Baden-Württembergs CDU verliert den Anschluss an die Grünen

Von Wolfgang Molitor

Umfragen sind Momentaufnahmen. Umfragen sind keine Wahlergebnisse. Jede Partei kann ihre Sprüche routiniert runterbeten, wenn es darum geht, demoskopische Tiefschläge kleinzureden und wegzustecken. Baden-Württembergs einst so stolze, unschlagbar scheinende CDU musste in den vergangenen Jahren angesichts schwindender Wählergunst da die Backen besonders dick aufblasen, weil immer deprimierendere Umfrageergebnisse letztlich in den Wahlurnen zur bitteren Wahrheit wurden.

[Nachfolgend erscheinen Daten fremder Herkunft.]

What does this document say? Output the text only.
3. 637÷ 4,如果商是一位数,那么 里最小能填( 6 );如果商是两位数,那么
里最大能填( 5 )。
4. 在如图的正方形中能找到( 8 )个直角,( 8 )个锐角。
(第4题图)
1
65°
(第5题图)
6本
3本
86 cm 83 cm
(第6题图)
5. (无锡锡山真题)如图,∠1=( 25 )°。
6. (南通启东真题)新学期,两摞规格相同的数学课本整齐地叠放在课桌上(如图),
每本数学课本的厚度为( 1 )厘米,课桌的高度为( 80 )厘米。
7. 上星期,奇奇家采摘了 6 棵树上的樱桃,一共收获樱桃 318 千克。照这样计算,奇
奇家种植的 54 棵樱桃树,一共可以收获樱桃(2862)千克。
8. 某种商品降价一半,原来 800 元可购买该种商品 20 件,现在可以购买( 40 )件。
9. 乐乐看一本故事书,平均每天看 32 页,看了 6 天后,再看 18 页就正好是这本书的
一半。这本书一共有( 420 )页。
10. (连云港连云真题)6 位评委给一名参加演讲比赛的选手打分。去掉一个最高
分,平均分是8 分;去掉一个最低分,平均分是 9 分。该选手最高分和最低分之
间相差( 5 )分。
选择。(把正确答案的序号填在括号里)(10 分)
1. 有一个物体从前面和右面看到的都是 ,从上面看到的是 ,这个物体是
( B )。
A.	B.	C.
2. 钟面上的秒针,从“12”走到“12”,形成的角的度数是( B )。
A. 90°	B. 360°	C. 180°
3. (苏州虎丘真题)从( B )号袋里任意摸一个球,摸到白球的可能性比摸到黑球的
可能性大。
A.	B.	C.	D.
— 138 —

Jetzt ist für die Landes-CDU ein neues Umfragetief aufgezogen – 23 Prozent. Zehn profillose Prozent hinter den mitregierenden netten Grünen. Gewöhnlich nennt man das abgeschlagen. Den Kampf um Platz eins, um das Amt des Ministerpräsidenten, gewinnt man jedenfalls so nicht. In der CDU macht deshalb ein Wort die Runde, das bisher die Landes-SPD gepachtet zu haben schien: aussichtslos. Auch wenn es noch gut zwei Jahre bis zur nächsten Landtagswahl dauert. Denn 23 Prozent – das wäre das Ende der letzten halbwegs sicheren schwarzen Landes-Bastion, konkret: der nicht zu verschmerzende Verlust von vielen seit Jahrzehnten locker verteidigten Direktmandaten. In der Fraktion nennt man das Fracksausen.

Zehn Prozent Vorsprung: Für den Ministerpräsidenten könnte er groß genug sein, 2021 einen anderen Spitzenkandidaten ins Rennen zu schicken, ohne die kretsch­entmannten Grünen hinter die CDU zurückfallen zu lassen. Zehn Prozent Rückstand: Auch für CDU-Chef Thomas Strobl könnte das Anlass sein, das Feld personell neu zu bestellen. Denn auch das zeigt die Forsa-Umfrage: Geht es um den Bund, liegt die CDU im Südwesten weiter klar vor den Grünen. Wer will da bestreiten, dass die Verantwortung für den Niedergang im Land klar verteilt ist.